Hospitals committed to change
Hospitals enrolling in the campaign are committing to actively pursue one or more of the six key interventions. Other interventions devised by individual hospitals may be included, Berwick says.
Hospitals agree to report their mortality data, which will be used to gauge the success of the interventions and the campaign itself. Data will be made public in aggregate, not identified by institution.
IHI provides the information needed to participate in the campaign on its web site (www.IHI.org), and there is no cost to participate. However, participating organizations must be willing to implement changes and to participate in the reporting process.
The AMA will be making conference calls, state by state, to medical directors of all interested or participating hospitals, to assist in starting and implementing the campaign interventions.
Berwick says the campaign is not a retread of what hospitals are already doing — it’s a new way of looking at what the medical community knows works.
"Hundreds of health care organizations have been making changes that improve care and reduce patient harm," he says. "Now is the time to harness those experiences and apply the best methods, reliably, 100% of the time."
He cites statistics that make the consistent use of these methods necessary:
- The Institute of Medicine estimates that as many as 98,000 people die each year in U.S. hospitals due to medical injuries.
- The Centers for Disease Control and Prevention in Atlanta estimates that 2 million patients suffer hospital-acquired infections each year.
- Studies show although the United States spends the most money on health care of all industrialized nations, it still performs poorly on many measures of health care quality.
Nelson pointed out that the results of simply doing what works, all the time, are impressive.
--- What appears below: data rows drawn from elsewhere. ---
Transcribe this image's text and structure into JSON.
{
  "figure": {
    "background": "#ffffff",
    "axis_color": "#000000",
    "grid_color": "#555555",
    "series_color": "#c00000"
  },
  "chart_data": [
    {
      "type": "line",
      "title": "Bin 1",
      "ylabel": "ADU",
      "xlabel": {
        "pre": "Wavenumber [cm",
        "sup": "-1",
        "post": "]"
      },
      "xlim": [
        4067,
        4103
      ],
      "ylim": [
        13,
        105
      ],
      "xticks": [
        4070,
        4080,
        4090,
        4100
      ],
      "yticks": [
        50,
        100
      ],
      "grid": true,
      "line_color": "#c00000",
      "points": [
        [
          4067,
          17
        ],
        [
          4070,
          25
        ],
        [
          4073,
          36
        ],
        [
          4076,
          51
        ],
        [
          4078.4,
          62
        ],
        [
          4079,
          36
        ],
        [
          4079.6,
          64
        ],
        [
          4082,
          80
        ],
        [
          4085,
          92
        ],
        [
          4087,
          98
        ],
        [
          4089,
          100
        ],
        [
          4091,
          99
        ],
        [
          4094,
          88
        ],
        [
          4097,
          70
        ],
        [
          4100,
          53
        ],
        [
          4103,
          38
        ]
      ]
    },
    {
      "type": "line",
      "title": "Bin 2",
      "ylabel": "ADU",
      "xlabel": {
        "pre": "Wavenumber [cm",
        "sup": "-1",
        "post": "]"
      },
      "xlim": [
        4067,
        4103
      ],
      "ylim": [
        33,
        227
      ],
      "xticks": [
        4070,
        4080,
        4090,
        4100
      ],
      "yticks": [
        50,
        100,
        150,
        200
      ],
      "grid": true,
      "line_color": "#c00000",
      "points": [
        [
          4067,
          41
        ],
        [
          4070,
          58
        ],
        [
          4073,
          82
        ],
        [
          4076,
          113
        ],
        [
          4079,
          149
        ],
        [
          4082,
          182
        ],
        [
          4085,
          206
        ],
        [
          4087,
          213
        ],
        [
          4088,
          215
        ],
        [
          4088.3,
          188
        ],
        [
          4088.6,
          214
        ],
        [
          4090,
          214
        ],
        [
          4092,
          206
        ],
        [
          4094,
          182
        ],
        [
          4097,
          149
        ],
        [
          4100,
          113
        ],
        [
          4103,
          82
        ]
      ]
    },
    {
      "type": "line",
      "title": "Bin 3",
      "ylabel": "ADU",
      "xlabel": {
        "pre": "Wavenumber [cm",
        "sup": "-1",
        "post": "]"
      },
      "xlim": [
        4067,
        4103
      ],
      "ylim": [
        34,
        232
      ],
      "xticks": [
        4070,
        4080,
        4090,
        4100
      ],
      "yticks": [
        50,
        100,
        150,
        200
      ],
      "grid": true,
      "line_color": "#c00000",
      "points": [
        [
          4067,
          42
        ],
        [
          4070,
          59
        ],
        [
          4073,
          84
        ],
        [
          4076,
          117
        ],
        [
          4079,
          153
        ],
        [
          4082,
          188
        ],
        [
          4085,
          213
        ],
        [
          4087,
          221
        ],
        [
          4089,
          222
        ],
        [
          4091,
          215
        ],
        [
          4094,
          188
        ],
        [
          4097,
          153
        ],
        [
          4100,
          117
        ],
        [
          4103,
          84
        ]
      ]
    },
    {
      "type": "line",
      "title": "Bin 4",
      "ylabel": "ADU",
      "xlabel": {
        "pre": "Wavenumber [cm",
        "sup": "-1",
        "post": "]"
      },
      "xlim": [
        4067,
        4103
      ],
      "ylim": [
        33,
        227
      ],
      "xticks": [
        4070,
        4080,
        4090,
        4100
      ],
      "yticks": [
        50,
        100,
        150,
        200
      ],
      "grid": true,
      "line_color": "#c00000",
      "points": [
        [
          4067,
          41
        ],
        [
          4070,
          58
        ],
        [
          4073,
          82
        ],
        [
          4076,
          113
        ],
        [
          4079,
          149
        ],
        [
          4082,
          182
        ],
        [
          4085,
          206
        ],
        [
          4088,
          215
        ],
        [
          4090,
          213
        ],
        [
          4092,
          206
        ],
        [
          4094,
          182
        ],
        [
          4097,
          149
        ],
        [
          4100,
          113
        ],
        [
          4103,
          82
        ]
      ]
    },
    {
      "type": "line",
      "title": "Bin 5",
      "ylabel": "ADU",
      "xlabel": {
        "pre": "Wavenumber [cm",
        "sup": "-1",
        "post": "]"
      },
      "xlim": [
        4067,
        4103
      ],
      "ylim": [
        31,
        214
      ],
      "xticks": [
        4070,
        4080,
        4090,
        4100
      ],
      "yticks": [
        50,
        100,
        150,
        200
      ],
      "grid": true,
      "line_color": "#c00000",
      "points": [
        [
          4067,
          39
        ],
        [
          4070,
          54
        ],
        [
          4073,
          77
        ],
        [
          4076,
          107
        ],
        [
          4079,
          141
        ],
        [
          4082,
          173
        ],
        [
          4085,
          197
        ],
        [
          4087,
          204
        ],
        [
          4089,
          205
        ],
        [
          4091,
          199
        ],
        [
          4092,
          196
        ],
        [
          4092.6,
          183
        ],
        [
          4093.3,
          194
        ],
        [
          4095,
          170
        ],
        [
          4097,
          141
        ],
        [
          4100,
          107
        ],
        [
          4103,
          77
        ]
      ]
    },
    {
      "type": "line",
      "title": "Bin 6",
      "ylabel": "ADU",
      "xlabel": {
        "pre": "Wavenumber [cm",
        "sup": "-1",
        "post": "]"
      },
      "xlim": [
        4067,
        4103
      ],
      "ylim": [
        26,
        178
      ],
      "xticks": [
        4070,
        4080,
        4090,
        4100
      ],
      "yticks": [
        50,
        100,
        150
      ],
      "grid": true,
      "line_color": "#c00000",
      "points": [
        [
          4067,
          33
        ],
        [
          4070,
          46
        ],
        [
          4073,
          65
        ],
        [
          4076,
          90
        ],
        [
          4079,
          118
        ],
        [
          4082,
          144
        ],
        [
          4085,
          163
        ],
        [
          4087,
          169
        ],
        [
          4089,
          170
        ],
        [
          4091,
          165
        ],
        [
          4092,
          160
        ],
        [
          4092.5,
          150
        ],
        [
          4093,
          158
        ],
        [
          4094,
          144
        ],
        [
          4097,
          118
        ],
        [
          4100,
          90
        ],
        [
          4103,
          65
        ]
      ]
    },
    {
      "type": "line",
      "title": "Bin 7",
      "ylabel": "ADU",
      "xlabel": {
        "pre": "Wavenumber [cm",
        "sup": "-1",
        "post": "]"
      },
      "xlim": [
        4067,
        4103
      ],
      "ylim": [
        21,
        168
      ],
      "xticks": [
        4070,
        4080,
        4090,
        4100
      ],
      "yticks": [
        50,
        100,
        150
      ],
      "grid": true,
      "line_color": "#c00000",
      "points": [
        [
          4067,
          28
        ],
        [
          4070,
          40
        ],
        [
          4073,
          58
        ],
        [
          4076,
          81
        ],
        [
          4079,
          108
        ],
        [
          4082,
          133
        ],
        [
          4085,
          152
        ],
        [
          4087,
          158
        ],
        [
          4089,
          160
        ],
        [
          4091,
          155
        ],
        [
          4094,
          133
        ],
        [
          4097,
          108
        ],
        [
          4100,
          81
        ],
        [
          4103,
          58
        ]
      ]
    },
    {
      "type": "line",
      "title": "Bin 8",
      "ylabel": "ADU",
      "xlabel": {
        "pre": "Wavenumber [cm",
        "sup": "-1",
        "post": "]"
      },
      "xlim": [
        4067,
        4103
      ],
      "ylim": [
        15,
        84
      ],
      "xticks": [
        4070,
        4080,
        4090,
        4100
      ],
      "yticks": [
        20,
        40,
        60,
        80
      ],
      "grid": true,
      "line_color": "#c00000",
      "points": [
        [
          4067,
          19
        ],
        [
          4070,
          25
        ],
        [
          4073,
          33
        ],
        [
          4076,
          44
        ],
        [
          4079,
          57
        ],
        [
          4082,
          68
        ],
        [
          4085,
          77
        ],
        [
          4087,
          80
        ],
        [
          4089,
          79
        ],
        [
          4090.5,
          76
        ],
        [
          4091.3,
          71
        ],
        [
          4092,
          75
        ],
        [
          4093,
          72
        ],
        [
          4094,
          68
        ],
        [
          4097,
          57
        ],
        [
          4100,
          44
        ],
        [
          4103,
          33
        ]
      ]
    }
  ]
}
A hospital in Heidelberg, Austria, achieved a 65% drop in cardiac arrests and a 37% drop in mortality after introducing rapid response teams, one of the 100,000 Lives Campaign initiatives.
Additionally, Berwick says, prompt administration of aspirin reduces the risk of death in vascular events by 15%, and using beta-blockers reduces death in the first week after acute myocardial infarction by 13% and long-term mortality by 23%. Despite this evidence, a recent RAND Corp. study found that only 61% of these patients received aspirin and only 45% received beta-blockers.
Other groups participating in the campaign include the American Nurses Association, CMS, JCAHO, and the Veterans Health Administration.
To prevent medication errors, a special focus will be on transition points where, according to the IHI, 46% of these problems occur.
Transition points include admission and discharge from the hospital and transfer from one hospital unit to another. Nelson said hospital-nursing home transfers would receive close examination.
To prevent central line-associated bloodstream infections, surgical site infections and ventilator-associated pneumonia, the campaign suggests that no one intervention will eliminate undesired outcomes single-handedly. Instead, a bundle of strategies are recommended, and it’s suggested that the bundle be treated as a single performance measure instead of highlighting each of the individual interventions in the bundle.